The federal government advises all consumers to only give out their SSN when they are filing income taxes, applying for employment or a loan, submitting a driver’s license application, or when they are applying for government benefits. Other than that, you need to be very cautious about sharing your Social Security number online or offline.
Here are some situations where you don’t want to give out your Social Security number:
In an email. If a customer service representative from a company requests your Social Security number for account verification purposes via email, make sure it’s not some type of scam. Most companies only request the last four digits of your SSN to verify your identity and will do so over the phone. Don’t just hit the “reply” button and send this sensitive information that may be viewable by a third party.
Online forms. Unless you are applying for a credit card or loan through a secure, encrypted website, you should never enter your Social Security number into any type of online form.
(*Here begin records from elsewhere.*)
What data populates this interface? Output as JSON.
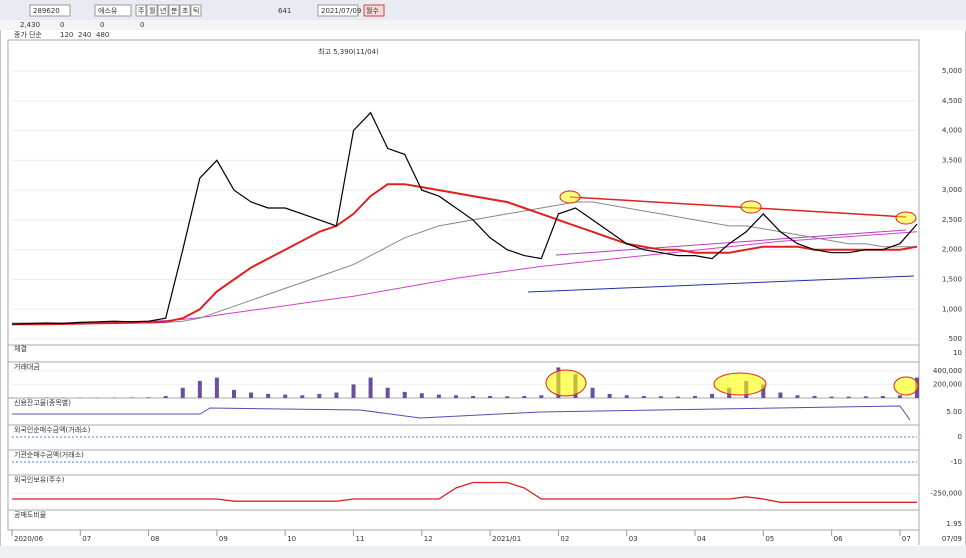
{
  "toolbar": {
    "code": "289620",
    "name": "에스유",
    "date": "2021/07/09",
    "count": "641",
    "buttons": [
      "주",
      "월",
      "년",
      "분",
      "초",
      "틱"
    ],
    "action": "월수"
  },
  "info": [
    "2,430",
    "0",
    "0",
    "0"
  ],
  "chart_data": {
    "type": "line",
    "title": "종가 단순",
    "annotation": "최고 5,390(11/04)",
    "series": [
      {
        "color": "#000000",
        "values": [
          750,
          760,
          770,
          760,
          780,
          790,
          800,
          790,
          800,
          850,
          2000,
          3200,
          3500,
          3000,
          2800,
          2700,
          2700,
          2600,
          2500,
          2400,
          4000,
          4300,
          3700,
          3600,
          3000,
          2900,
          2700,
          2500,
          2200,
          2000,
          1900,
          1850,
          2600,
          2700,
          2500,
          2300,
          2100,
          2000,
          1950,
          1900,
          1900,
          1850,
          2100,
          2300,
          2600,
          2300,
          2100,
          2000,
          1950,
          1950,
          2000,
          2000,
          2100,
          2430
        ]
      },
      {
        "name": "120",
        "color": "#e02020",
        "values": [
          750,
          750,
          750,
          755,
          760,
          765,
          770,
          775,
          780,
          790,
          850,
          1000,
          1300,
          1500,
          1700,
          1850,
          2000,
          2150,
          2300,
          2400,
          2600,
          2900,
          3100,
          3100,
          3050,
          3000,
          2950,
          2900,
          2850,
          2800,
          2700,
          2600,
          2500,
          2400,
          2300,
          2200,
          2100,
          2050,
          2000,
          2000,
          1950,
          1950,
          1950,
          2000,
          2050,
          2050,
          2050,
          2000,
          2000,
          2000,
          2000,
          2000,
          2000,
          2050
        ]
      },
      {
        "name": "240",
        "color": "#888888",
        "values": [
          770,
          770,
          770,
          770,
          770,
          770,
          770,
          770,
          770,
          780,
          800,
          850,
          950,
          1050,
          1150,
          1250,
          1350,
          1450,
          1550,
          1650,
          1750,
          1900,
          2050,
          2200,
          2300,
          2400,
          2450,
          2500,
          2550,
          2600,
          2650,
          2700,
          2750,
          2800,
          2800,
          2750,
          2700,
          2650,
          2600,
          2550,
          2500,
          2450,
          2400,
          2400,
          2350,
          2300,
          2250,
          2200,
          2150,
          2100,
          2100,
          2050,
          2050,
          2050
        ]
      },
      {
        "name": "480",
        "color": "#d040d0",
        "values": [
          760,
          765,
          770,
          775,
          780,
          785,
          790,
          795,
          800,
          810,
          830,
          860,
          900,
          940,
          980,
          1020,
          1060,
          1100,
          1140,
          1180,
          1220,
          1270,
          1320,
          1370,
          1420,
          1470,
          1520,
          1560,
          1600,
          1640,
          1680,
          1720,
          1750,
          1780,
          1810,
          1840,
          1870,
          1900,
          1930,
          1960,
          1990,
          2020,
          2050,
          2080,
          2110,
          2140,
          2160,
          2180,
          2200,
          2220,
          2240,
          2260,
          2280,
          2300
        ]
      }
    ],
    "ylim": [
      400,
      5520
    ],
    "yticks": [
      {
        "value": 500,
        "label": "500"
      },
      {
        "value": 1000,
        "label": "1,000"
      },
      {
        "value": 1500,
        "label": "1,500"
      },
      {
        "value": 2000,
        "label": "2,000"
      },
      {
        "value": 2500,
        "label": "2,500"
      },
      {
        "value": 3000,
        "label": "3,000"
      },
      {
        "value": 3500,
        "label": "3,500"
      },
      {
        "value": 4000,
        "label": "4,000"
      },
      {
        "value": 4500,
        "label": "4,500"
      },
      {
        "value": 5000,
        "label": "5,000"
      }
    ],
    "xlim": [
      0,
      53
    ],
    "xticks": [
      {
        "value": 0,
        "label": "2020/06"
      },
      {
        "value": 4,
        "label": "07"
      },
      {
        "value": 8,
        "label": "08"
      },
      {
        "value": 12,
        "label": "09"
      },
      {
        "value": 16,
        "label": "10"
      },
      {
        "value": 20,
        "label": "11"
      },
      {
        "value": 24,
        "label": "12"
      },
      {
        "value": 28,
        "label": "2021/01"
      },
      {
        "value": 32,
        "label": "02"
      },
      {
        "value": 36,
        "label": "03"
      },
      {
        "value": 40,
        "label": "04"
      },
      {
        "value": 44,
        "label": "05"
      },
      {
        "value": 48,
        "label": "06"
      },
      {
        "value": 52,
        "label": "07"
      }
    ],
    "last_date": "07/09",
    "volume": {
      "label": "거래대금",
      "color": "#6a4fa0",
      "ylim": [
        0,
        500000
      ],
      "yticks": [
        {
          "value": 200000,
          "label": "200,000"
        },
        {
          "value": 400000,
          "label": "400,000"
        }
      ],
      "values": [
        5000,
        5000,
        5000,
        5000,
        5000,
        5000,
        5000,
        8000,
        10000,
        30000,
        150000,
        250000,
        300000,
        120000,
        80000,
        60000,
        50000,
        40000,
        60000,
        80000,
        200000,
        300000,
        150000,
        90000,
        70000,
        50000,
        40000,
        30000,
        30000,
        25000,
        30000,
        40000,
        450000,
        350000,
        150000,
        60000,
        40000,
        30000,
        25000,
        20000,
        30000,
        60000,
        150000,
        250000,
        200000,
        80000,
        40000,
        30000,
        20000,
        20000,
        25000,
        30000,
        40000,
        300000
      ]
    },
    "holdings": {
      "label": "외국인보유(주수)",
      "color": "#e02020",
      "ylim": [
        -400000,
        -100000
      ],
      "yticks": [
        {
          "value": -250000,
          "label": "-250,000"
        }
      ],
      "values": [
        -300000,
        -300000,
        -300000,
        -300000,
        -300000,
        -300000,
        -300000,
        -300000,
        -300000,
        -300000,
        -300000,
        -300000,
        -300000,
        -320000,
        -320000,
        -320000,
        -320000,
        -320000,
        -320000,
        -320000,
        -300000,
        -300000,
        -300000,
        -300000,
        -300000,
        -300000,
        -200000,
        -150000,
        -150000,
        -150000,
        -200000,
        -300000,
        -300000,
        -300000,
        -300000,
        -300000,
        -300000,
        -300000,
        -300000,
        -300000,
        -300000,
        -300000,
        -300000,
        -280000,
        -300000,
        -330000,
        -330000,
        -330000,
        -330000,
        -330000,
        -330000,
        -330000,
        -330000,
        -330000
      ]
    },
    "panels": [
      "체결",
      "신용잔고율(종목별)",
      "외국인순매수금액(거래소)",
      "기관순매수금액(거래소)",
      "공매도비율"
    ],
    "panel_ticks": [
      "10",
      "5.00",
      "0",
      "-10",
      "1.95"
    ]
  }
}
Any companies or individuals that need this information will either ask for it over the phone or have you fax an official document with that number on it. Certain online forms that aren’t submitted over a safe network and could be stolen easily.
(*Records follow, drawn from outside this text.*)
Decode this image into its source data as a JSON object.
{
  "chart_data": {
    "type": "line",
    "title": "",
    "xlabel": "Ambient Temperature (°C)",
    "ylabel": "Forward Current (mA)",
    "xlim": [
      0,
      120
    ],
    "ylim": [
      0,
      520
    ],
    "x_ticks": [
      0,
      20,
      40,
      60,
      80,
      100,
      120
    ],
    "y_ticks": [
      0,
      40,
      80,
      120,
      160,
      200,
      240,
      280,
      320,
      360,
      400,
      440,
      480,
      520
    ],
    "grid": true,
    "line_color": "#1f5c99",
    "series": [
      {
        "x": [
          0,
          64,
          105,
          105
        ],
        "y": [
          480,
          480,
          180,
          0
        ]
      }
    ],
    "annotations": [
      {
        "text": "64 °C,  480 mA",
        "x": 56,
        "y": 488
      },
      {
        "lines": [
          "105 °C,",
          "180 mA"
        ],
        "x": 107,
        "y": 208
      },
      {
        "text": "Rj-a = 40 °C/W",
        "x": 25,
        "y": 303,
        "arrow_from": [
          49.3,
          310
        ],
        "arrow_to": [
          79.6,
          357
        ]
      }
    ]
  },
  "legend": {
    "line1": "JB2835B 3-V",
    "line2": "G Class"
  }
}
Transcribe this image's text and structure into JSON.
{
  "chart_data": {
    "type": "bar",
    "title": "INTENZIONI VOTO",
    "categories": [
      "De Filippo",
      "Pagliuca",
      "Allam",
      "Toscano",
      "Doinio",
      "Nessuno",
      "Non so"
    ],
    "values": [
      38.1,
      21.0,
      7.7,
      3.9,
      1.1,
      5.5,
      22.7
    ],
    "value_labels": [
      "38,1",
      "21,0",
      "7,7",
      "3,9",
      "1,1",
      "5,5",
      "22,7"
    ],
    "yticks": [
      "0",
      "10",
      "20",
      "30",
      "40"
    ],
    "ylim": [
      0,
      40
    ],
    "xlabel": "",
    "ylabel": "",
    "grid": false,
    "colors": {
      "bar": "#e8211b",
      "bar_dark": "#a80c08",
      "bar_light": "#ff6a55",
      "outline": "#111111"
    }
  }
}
During a phone call from a restricted number. If you get a phone call from a restricted phone number and the caller claims to be a representative of a company or brand you know or do business with, they will usually only need the last four digits of your SSN to verify your identity. Be cautious when someone asks for all nine digits over the phone. You have the right to request another form of communication that you would feel more comfortable with. It’s your right to just say “no” to disclosing your SSN over the phone.
On your resume. Even though employers might ask for a Social Security number as part of the employment application process, you shouldn’t have to put that number at the top of a resume you send online or even in the mail. This is sensitive information that you should only be submitting through a written form or application that you fill out and sign yourself.
Check payments. There is never a need to write your SSN at the top of a check. Any company or individual that asks you to do this may be part of a scam. And even if they are completely legitimate, remember that if that check gets lost or is misplaced for some reason, your Social Security number could end up in the hands of a complete stranger or a scam artist.
Bottom line: guard your social security number and question anyone who says they need it. You really don’t want to disclose your SSN unnecessarily, especially since identity theft is on the rise.